Lazio, however, has nearly eight years of experience in Washington, including chairmanship of the subcommittee on housing and community opportunity. One of his key achievements stemmed from a compromise with Housing Secretary Andrew Cuomo.
As soon as Giuliani withdrew from the race Friday, Democratic operatives were pointing to Lazio's support for former House Speaker Newt Gingrich, R-Ga., and House Majority Leader Dick Armey, R-Texas.
It is true that Lazio has been a reliable Republican team player in the House's internal politics and voted for impeachment of President Clinton. But he also has broken with the leadership over gun control, abortion and conservation. His voting record, as calculated by the magazine National Journal, splits almost exactly down the middle between liberal and conservative positions.
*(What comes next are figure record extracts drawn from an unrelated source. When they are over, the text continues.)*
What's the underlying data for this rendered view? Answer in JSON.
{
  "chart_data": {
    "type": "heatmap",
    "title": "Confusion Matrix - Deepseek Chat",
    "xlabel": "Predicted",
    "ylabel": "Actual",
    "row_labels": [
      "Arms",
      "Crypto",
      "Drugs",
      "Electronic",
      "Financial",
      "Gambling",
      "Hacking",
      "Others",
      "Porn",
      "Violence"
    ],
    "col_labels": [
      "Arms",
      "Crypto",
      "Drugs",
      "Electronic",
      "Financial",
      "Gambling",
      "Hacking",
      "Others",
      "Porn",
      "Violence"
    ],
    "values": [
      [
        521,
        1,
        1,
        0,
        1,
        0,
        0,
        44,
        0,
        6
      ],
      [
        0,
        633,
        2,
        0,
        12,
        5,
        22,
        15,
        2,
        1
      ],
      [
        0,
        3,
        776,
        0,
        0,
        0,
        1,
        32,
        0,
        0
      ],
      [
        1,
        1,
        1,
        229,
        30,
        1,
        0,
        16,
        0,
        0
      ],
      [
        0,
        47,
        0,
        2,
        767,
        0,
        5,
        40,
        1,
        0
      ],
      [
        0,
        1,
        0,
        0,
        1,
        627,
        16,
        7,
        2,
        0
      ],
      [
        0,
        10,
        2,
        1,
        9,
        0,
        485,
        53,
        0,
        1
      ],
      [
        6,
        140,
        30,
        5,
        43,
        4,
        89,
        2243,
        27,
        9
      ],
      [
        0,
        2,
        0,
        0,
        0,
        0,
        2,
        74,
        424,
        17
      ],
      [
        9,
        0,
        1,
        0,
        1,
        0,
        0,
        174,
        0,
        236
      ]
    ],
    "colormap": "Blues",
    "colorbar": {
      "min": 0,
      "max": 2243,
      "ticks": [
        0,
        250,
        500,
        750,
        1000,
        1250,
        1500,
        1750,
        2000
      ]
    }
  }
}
Lazio certainly won't inherit Giuliani's claim to fame as the tough mayor who made New York City safe. Even New York liberals who might normally be considered reliable supporters of Clinton were tempted to vote for Giuliani as a reward for making the streets safer.
But that weakness may be offset by lack of hostility to Lazio among city voters, who have been just waiting to cast a vote against Giuliani. One of Clinton's hopes for victory has been high turnout, motivated by anti-Giuliani fervor in black and Hispanic communities.
"Hillary will keep on doing what she's been doing," one of her closest advisers says. "She gets up in the morning and visits people and talks about schools and health care. None of that will change."
But Clinton has been handicapped by a ceiling in her support. She has never gotten above 50 percent in polls, and her hope has been that Giuliani would have an even lower ceiling.
Lazio is a relative unknown in the state. He may not have much support yet, but he also does not suffer from that ceiling. He will benefit from the national hate-Hillary crusade that poured millions into Giuliani's campaign.
Giuliani's biggest drawback _ and Hillary's biggest asset _ was Giuliani. Whatever other problems Lazio may have, he doesn't have that one.
Lars-Erik Nelson is a columnist for the New York Daily News.